Sunday, February 12, 2012

Everything


"The kingdom of the father is like a certain man who wanted to kill a powerful man. In his own house he drew his sword and stuck it into the wall in order to find out whether his hand could carry through. Then he slew the powerful man."


— Jesus Christ, from the Gospel of Thomas

Why do we need to remember the self?

 It's odd. We think we have a self; we think we are the self. I am myself, I think, and yet already I know it's not true.

I am nothing. And I have nothing. Everything begins in God, and ends in God. There can be no absolute separation from God, separation from the Dharma. Every separation is actually a conjunction misperceived.

The self comes from within God, emanates from God, and returns to God. The lessons of the enneagram make this clear. Yet I catch myself up in a work of philosophy and analysis, an exercise of the same intelligence that is already not separated from intelligence, and I think that I am intelligent, not knowing that intelligence is just intelligence.

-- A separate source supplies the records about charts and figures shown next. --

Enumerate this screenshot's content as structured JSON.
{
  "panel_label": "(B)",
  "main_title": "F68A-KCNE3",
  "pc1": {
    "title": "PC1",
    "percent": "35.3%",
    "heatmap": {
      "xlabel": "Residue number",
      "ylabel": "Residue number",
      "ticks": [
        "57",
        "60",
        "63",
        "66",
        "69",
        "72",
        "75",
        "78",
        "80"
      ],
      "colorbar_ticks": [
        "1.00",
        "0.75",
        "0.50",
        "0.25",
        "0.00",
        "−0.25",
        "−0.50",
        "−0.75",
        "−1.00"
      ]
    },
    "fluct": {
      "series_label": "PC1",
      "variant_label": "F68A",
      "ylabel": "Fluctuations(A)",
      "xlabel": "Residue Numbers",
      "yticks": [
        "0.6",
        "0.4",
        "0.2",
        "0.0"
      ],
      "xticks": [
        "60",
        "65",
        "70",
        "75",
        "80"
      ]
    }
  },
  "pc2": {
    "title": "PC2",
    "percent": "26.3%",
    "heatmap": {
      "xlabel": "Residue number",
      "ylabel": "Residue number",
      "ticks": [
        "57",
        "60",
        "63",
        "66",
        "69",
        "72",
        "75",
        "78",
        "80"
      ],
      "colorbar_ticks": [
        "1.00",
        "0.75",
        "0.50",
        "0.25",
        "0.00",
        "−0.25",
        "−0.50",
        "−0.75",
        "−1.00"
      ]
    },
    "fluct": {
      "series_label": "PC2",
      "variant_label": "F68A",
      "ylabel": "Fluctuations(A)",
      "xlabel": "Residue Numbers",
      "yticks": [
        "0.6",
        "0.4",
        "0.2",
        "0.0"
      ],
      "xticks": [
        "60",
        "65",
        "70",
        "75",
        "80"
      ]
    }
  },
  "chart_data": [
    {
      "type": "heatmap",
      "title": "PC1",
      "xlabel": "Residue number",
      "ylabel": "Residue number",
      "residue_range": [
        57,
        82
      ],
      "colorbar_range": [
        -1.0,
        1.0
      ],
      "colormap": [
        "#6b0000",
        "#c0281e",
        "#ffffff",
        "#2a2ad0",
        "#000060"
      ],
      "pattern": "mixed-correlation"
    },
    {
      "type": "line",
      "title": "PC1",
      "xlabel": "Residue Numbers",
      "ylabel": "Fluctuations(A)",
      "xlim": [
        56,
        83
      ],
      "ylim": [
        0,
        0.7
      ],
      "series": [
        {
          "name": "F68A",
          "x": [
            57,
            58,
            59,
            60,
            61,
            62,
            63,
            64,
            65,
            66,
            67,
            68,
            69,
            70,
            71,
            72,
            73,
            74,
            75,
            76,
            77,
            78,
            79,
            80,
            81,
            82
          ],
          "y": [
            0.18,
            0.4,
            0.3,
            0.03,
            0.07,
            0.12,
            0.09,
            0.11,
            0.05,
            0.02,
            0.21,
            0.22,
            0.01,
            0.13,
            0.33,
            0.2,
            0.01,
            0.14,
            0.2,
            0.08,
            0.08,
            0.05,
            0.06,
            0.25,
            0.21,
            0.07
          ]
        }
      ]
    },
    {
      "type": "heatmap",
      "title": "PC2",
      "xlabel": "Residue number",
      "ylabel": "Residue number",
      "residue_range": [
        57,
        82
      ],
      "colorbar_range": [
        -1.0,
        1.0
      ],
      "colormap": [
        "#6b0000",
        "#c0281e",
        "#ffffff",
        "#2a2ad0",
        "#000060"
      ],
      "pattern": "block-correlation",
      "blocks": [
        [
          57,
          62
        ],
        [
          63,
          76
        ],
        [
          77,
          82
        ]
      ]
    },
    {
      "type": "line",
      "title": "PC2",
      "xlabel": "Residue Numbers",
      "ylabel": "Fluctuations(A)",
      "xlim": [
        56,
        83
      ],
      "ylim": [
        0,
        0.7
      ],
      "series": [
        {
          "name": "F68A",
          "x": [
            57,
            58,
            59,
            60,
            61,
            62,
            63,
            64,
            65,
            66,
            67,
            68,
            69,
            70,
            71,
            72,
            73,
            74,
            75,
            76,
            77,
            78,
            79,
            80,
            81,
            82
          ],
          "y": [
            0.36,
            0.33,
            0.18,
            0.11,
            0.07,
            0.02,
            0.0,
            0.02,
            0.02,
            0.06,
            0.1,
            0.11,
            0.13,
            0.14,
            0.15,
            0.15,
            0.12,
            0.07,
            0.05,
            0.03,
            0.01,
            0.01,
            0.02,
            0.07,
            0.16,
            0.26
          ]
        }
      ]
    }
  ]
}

Everything I have belongs to God and originates in God. There is not a single instance, not a single object, condition, event, or circumstance that is not already God. Yet because I think I have the self, I have already forgotten the self. In acquiring belief, I lose understanding.

The forces that wish to have right influence over me are enormous and could change everything, but I don't want them. I say I want freedom, but I don't want it. I say I want truth, but I don't want it. Do you wonder why Gurdjieff said we all lie to ourselves? It's not so complicated. There it is in two sentences. There is no need to break down the myriad behaviors or analyzed the thousands of attitudes. Only a few things need to be seen clearly, and it perhaps isn't even that difficult. Maybe it's even as simple as the alcoholic who finally admits to himself, in three words, “I'm an alcoholic.”

There it is. There's no way of avoiding it anymore; this is true, it is what is true, and all of the other tens of thousands of arisings and disasters that come from it mean nothing, because the only meaning is in the simple and direct truth.

So I'm lost in belief, and I have these two big lies. I don't want to be obedient; I don't want to submit to authority. I have even erected a massive cathedral I call my inner work which helps me to avoid facing the truth. I don't even have shame about that; it's my cathedral—I built it, come and look. See how big it is and how beautifully decorated. I made it out of good deeds, and painted it with humility and compassion. Good job, huh?

Come on, I'll show you how to build one yourself.

 In the Genjo Koan, Master Dōgen  reminds us: “To study the way of enlightenment is to study the self. To study the self is to forget the self."  If I want to remember one self, I have to forget another one. I can't stuff a new self into the skin of the old self. If I am just trying to remember what I am now, there is nothing to remember. Everything I am now is what has already forgotten. When I study this, all I am studying is the inside of an empty container.

  None of this can be understood until I see that nothing belongs to me. The self that sees and the self that doesn't see are both part of the Grace that creates.

Three tasks for today: inhabit, inhabit, inhabit.

 I respectfully hope you will take good care.